06/01/2015

Il n'y a pas de déjeuner gratuit

La faiblesse persistante de l’euro joue de vilains tours à la BNS, dont le bilan ne cesse d’enfler. Il n’y a, en soi, aucune limite à la création de monnaie par l’Institut d’émission tout occupé qu’il est à défendre le cours plancher de 1.20 franc pour 1 euro, à l’inverse de ce qui se passerait s’il lui fallait au contraire – hypothèse qui ne s’est jamais rencontrée – lutter contre une dépréciation du taux de change du franc en en détruisant à la pelle.

Il n’y a aucun obstacle ni théorique, ni légal, à cette accumulation potentiellement illimitée de réserves de devises et à l’émission de monnaie qui s’ensuit, mais les ordres de grandeur atteints, et leurs possibles effets secondaires, commencent à faire réfléchir, et même à agir.


Le directoire de la BNS a ainsi annoncé que, dès le 22 janvier – jour où, par coïncidence, la Banque centrale européenne tiendra sa prochaine «réunion du Conseil des gouverneurs consacrée à la politique monétaire» (réunion qui aura lieu désormais toutes les six semaine) –, les avoirs à vue que les banques détiennent auprès d’elle seront frappés d’un intérêt négatif de -0,25%. Mesure pour l’heure assez symbolique, puisque les avoirs ne dépassant pas d’un multiple 20 les réserves minimales seront exonérés, de sorte que, à ce taux-là, seule la Banque cantonale de Zurich devrait être touchée dans un premier temps.

La BNS se réserve naturellement de recourir à d’autres mesures y compris probablement de relever l’intérêt négatif, et bien sûr de continuer d’acheter des euros – l’évolution de son bilan durant les derniers jours de 2014 semblant d’ailleurs indiquer qu’elle l’a fait par plusieurs milliards.

Là ou le bât blesse, c’est qu’un montant aussi colossal de réserves de devises (près de 500 milliards, soit l’équivalent de près des trois quarts du produit intérieur brut) exerce un incommensurable effet de levier sur les résultats comptables de la BNS : une perte gigantesque en cas de baisse du rendement des placements, et un bénéfice tout aussi disproportionné dans l’éventualité contraire. Les directeurs cantonaux des finances ne s’y sont pas trompés, qui ont immédiatement réagi au bouclement probablement très positif des comptes 2014 de la Banque (quelque 30 milliards de surplus) en faisant savoir qu’ils comptaient fermement sur un rétablissement des distributions de bénéfices à leur profit.

Une même démultiplication des effets, voire pire, se produirait le jour, heureusement fort éloigné, où la BNS renoncerait au cours plancher.

Pour amortir tout cela, la Banque constitue précautionneusement de substantielles provisions – 55 milliards de francs au 30 septembre dernier. Elle pourrait aussi être amenée à élargir la palette de ses placements (en direction des actions comme le lui suggèrent d’éminents professeurs) afin de constituer un meilleur socle de rendement pour le cas où.

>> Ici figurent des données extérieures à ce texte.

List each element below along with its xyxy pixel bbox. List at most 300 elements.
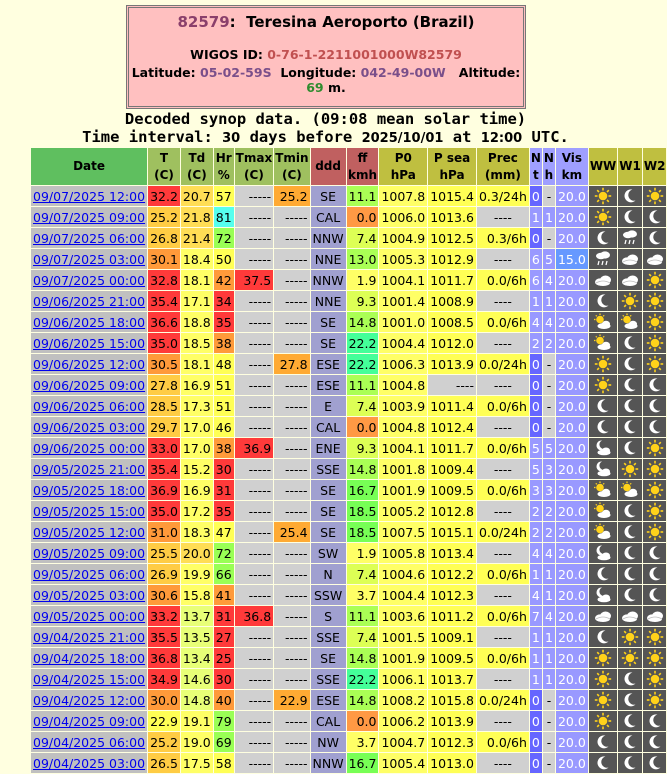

Quant aux francs émis en veux-tu en voilà, ils ne font certes de mal à personne, sauf que, les banques restant frileuses dans leurs octrois de crédits en dehors des hypothèques, ils vont surtout alimenter les prix des actifs réels, qui atteignent ici ou là des sommets préoccupants. Comme quoi il n’y a pas de miracle ou, comme aiment à dire les économistes anglo-saxons, there is no free lunch. La Banque nationale suisse en est parfaitement consciente, et ses directeurs généraux doivent croiser les doigts sous la table à chaque fois que le franc vient taper le plancher.